I need n > 0 to solve the goal statement, but in hypothesis i have (S n)> 0. In this case what i should do or what modification i should made in hypothesis ?
You question does not have enough information to answer it precisely. Could you please post your theorem that you are trying to prove. Given that your goal demands 0 < n
and you have 0 < S n
in assumption, it is not provable because n
can be 0
and your assumption holds but the goal is not provable (0 < 0
).
H0: (S n)>0
H: n>0 ->
(length l > 0->
z < length l ->
count z l <= count 0 l)
goal: count z l <= S ( count 0 l)
I have n>0 in hypothesis(initially) ,but after induction it became (S n). To prove above i need n>0 but have (S n).

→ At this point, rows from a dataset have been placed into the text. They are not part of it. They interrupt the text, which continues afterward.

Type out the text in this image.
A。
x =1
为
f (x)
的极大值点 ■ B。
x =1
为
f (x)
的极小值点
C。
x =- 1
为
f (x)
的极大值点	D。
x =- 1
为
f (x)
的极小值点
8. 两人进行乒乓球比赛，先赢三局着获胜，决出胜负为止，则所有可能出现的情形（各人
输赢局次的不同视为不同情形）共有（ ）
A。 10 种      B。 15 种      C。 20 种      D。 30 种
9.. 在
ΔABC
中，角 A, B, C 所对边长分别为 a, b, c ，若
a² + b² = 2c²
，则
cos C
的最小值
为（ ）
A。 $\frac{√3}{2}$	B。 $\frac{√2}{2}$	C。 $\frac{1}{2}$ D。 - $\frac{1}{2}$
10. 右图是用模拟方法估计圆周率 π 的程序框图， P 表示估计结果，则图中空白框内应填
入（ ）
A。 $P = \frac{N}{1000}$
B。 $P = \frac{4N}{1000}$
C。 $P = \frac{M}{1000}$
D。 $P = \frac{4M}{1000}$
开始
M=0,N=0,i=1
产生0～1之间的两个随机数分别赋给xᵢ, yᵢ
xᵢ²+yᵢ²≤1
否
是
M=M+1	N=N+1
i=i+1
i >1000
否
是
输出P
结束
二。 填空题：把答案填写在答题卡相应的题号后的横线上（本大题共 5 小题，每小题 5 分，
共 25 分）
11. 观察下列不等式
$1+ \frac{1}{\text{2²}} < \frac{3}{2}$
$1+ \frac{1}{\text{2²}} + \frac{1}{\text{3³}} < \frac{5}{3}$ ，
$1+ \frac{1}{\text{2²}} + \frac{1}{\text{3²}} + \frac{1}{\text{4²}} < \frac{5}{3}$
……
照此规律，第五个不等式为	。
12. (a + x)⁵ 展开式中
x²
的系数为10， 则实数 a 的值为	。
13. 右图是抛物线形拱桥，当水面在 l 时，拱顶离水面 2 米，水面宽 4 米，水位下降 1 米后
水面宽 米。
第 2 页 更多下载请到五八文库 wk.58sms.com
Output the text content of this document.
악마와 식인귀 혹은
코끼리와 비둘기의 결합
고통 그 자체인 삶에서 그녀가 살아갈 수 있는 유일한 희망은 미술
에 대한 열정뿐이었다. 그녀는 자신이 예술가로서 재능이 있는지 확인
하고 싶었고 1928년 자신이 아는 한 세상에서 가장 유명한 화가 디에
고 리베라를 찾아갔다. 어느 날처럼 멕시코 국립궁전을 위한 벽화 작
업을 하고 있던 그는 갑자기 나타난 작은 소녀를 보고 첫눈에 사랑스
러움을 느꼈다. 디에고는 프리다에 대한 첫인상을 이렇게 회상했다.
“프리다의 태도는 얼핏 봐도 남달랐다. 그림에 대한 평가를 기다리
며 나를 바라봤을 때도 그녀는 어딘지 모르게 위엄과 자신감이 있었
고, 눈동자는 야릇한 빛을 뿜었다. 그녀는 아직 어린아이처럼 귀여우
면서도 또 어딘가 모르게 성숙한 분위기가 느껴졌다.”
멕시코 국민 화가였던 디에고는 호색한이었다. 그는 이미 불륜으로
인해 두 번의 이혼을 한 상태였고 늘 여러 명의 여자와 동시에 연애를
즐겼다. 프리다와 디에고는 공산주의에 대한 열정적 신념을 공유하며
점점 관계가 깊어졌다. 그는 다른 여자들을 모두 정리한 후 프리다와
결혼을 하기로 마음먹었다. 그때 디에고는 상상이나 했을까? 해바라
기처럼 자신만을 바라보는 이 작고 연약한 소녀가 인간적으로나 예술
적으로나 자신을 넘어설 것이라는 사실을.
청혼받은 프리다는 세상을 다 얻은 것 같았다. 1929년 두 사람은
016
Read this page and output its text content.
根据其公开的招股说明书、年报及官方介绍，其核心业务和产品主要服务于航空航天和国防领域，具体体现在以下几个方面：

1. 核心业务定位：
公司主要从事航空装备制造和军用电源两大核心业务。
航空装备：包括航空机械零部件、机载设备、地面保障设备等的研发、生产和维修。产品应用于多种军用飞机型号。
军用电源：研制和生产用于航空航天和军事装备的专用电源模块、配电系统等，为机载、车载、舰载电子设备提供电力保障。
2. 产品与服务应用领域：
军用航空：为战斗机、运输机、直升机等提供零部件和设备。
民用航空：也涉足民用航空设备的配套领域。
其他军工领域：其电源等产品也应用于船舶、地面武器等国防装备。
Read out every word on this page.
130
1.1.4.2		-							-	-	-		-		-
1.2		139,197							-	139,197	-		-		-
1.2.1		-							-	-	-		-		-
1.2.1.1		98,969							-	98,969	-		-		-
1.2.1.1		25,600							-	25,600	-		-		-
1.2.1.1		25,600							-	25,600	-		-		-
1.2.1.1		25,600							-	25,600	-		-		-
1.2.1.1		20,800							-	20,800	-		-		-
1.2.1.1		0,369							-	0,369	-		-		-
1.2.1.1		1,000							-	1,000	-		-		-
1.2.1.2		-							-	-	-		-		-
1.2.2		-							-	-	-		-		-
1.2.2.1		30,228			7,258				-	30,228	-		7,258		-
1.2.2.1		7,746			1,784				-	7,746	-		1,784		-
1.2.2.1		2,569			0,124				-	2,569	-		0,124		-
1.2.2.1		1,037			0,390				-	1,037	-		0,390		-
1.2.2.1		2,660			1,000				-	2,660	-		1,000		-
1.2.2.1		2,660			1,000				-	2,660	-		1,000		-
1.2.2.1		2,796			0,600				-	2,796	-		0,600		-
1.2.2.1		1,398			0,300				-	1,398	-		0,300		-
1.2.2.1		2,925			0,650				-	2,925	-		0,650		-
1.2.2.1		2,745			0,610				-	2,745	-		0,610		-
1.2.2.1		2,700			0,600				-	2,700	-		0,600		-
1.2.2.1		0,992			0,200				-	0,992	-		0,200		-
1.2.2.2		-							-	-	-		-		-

What does it look like before the induction? For the n > 0
assumption to remain as-is in the type of H
seems a bit strange.
before induction it is n>0. I want to prove statement " if count of 0 is greater than count of z in l,then addition of another 0 will not effect the existing relation.
Is it an induction on n
? But n
does not occur in the right hand side of the implication, which depends only on z
and l
. If I try to prove some proposition forall n, 0 < n -> Q
, I obtain a similar goal.
May be it's worth trying an induction on l
. But it's difficult to be more specific without the exact Coq script which led to this problem.
I have function f which is responsible for the addition of different elements in the output list after test condition.
Now have hypothesis that in the output list count of z is less or equal to 0. If test condition is satisfied and 0 is adding in the list
. Performed induction on l and destruct n (both). I want to know how i should proceed? Yes proving proposition.